Validity of the domain. Domain registration is another factor to consider. Depending on the lifespan of a domain, the search engine can determine the exposure and response
that will assign to the site. For example, the annual renewal of a domain won't help a site to get a better ranking. When you enter a search, if the engine finds two similar sites
with different life time, it will tend to give more relevance to the one that with the domain that has been active longer, assuming that this would give a more certain results to
the user.
SEO Backlinks. Those are the links from another site pointing to your site's presentations, videos, galleries, directories, etc. Depending on the reputation of the site where
these links are located, search engines assume that it may become a recommendation, assigning a greater value to the destination site and placing it in a better position.
Favicon. It is the visual element that distinguishes your site in the file or tab that opens to navigate within the site.

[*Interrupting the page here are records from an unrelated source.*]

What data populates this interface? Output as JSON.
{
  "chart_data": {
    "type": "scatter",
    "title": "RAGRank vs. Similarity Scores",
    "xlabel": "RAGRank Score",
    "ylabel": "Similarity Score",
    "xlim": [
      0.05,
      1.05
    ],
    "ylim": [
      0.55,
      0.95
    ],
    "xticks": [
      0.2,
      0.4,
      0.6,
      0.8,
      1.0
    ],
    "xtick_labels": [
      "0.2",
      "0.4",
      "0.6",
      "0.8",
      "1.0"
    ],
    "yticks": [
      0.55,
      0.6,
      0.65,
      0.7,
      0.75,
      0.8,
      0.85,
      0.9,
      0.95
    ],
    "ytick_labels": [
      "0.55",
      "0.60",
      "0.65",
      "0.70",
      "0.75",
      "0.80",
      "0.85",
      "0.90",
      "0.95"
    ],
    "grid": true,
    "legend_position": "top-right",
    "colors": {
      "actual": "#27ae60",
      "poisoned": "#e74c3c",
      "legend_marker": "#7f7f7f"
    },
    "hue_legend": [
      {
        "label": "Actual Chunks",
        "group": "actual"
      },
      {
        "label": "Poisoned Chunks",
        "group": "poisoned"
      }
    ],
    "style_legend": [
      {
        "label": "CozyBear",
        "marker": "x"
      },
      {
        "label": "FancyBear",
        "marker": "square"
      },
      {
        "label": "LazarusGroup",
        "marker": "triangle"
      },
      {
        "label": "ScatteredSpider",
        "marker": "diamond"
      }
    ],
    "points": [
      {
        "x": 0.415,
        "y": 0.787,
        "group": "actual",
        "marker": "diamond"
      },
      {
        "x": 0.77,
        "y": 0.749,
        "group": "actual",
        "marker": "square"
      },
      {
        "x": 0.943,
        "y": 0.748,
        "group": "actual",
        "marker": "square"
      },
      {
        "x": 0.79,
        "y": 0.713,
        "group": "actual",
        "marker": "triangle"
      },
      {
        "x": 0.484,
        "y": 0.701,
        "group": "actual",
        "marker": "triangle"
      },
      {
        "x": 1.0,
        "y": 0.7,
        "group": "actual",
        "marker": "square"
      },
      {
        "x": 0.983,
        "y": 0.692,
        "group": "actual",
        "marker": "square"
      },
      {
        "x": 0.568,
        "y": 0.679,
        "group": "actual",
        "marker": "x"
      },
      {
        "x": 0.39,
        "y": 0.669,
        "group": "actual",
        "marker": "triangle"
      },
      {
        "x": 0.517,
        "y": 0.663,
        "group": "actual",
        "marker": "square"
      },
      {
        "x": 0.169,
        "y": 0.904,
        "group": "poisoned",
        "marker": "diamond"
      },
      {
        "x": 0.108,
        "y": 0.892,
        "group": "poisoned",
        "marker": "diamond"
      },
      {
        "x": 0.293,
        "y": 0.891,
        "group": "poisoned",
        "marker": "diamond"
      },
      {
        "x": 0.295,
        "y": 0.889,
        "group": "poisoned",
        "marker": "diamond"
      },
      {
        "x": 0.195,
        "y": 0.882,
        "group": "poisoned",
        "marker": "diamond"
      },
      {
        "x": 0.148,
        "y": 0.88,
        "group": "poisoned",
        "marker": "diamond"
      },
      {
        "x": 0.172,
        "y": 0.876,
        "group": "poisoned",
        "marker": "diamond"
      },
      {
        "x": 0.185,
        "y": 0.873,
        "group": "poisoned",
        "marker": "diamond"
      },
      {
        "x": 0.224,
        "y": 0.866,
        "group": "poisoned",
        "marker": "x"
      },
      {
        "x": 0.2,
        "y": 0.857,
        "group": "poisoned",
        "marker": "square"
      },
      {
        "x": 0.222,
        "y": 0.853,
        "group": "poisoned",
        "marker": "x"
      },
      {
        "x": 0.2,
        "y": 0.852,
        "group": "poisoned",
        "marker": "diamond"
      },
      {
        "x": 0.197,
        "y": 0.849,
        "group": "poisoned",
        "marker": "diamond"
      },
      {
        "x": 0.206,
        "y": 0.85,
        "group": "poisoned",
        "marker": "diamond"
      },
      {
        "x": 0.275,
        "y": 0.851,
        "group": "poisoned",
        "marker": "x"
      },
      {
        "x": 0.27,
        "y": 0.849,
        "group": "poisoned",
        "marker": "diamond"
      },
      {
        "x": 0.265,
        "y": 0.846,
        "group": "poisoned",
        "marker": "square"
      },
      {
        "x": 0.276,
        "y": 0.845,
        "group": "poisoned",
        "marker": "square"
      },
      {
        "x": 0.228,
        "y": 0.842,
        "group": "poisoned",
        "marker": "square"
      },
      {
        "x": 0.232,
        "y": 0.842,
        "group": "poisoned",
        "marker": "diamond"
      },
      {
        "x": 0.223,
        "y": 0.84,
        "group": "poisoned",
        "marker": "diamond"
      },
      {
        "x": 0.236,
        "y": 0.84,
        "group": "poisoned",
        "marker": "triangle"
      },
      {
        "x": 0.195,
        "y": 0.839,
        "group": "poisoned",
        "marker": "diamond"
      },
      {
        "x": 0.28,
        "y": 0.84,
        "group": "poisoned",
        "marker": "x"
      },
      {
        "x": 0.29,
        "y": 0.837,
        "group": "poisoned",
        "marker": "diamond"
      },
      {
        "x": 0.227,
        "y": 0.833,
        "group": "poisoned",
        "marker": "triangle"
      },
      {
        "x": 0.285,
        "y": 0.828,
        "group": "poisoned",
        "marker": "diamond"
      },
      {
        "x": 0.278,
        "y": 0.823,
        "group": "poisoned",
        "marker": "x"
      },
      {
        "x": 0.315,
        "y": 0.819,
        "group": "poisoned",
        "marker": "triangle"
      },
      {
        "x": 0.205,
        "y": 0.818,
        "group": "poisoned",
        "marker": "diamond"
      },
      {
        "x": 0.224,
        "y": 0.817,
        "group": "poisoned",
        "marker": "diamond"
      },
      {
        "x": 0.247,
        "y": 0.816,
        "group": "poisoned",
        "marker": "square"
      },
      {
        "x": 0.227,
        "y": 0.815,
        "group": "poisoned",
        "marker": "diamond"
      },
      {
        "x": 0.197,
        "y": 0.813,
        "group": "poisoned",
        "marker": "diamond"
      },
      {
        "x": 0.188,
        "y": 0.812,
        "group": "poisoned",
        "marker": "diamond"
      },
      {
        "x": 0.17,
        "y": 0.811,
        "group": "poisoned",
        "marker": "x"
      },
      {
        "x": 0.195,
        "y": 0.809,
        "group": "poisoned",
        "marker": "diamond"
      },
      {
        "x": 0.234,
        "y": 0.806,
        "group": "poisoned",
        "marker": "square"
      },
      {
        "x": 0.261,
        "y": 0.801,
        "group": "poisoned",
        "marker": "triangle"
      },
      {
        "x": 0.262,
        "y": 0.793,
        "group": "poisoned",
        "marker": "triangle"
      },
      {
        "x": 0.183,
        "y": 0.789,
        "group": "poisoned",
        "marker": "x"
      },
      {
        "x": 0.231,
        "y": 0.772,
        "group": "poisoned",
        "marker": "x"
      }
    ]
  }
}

It often uses a brand element, like an icon or logo.
404 error page. It serves to inform the user that the link you were looking for no longer exist or can't be found. A broken link indicates that the information to which you were
referred changed location within the site, or got a new URL, or its content was replaced by another, or the form no longer exists, or simply the link was removed.
Conversion forms. They are useful to convert a visit to prospect. It shouldn't be more than two clicks away, and it works great to track visits. The conversion can be measured
very well by installing the Google Analytics code, which also will tell whether a site allows user feedback.
Language. Declaring the language within the site helps search engines to display information by location, region or language of use in searches. This can also be very useful
to prevent your site from showing up in results that a user is not looking for; when that happens, it affects your SEO too.
Microformats. They are used to improve the data sent to the search engines; they help Google to improve the results of sites.
Dublin Core. This is a metadata used to describe content and internal site searches on major search engines.
Google Analytics. For measuring the specific metric visits and visitors.
W3C Validity. It is a non-governmental, international consortium that determines web parameters and standards (i.e. HTML and XML) to improve the use and navigation of
the Web.
Doc Type. It helps browsers to display properly the content of your website.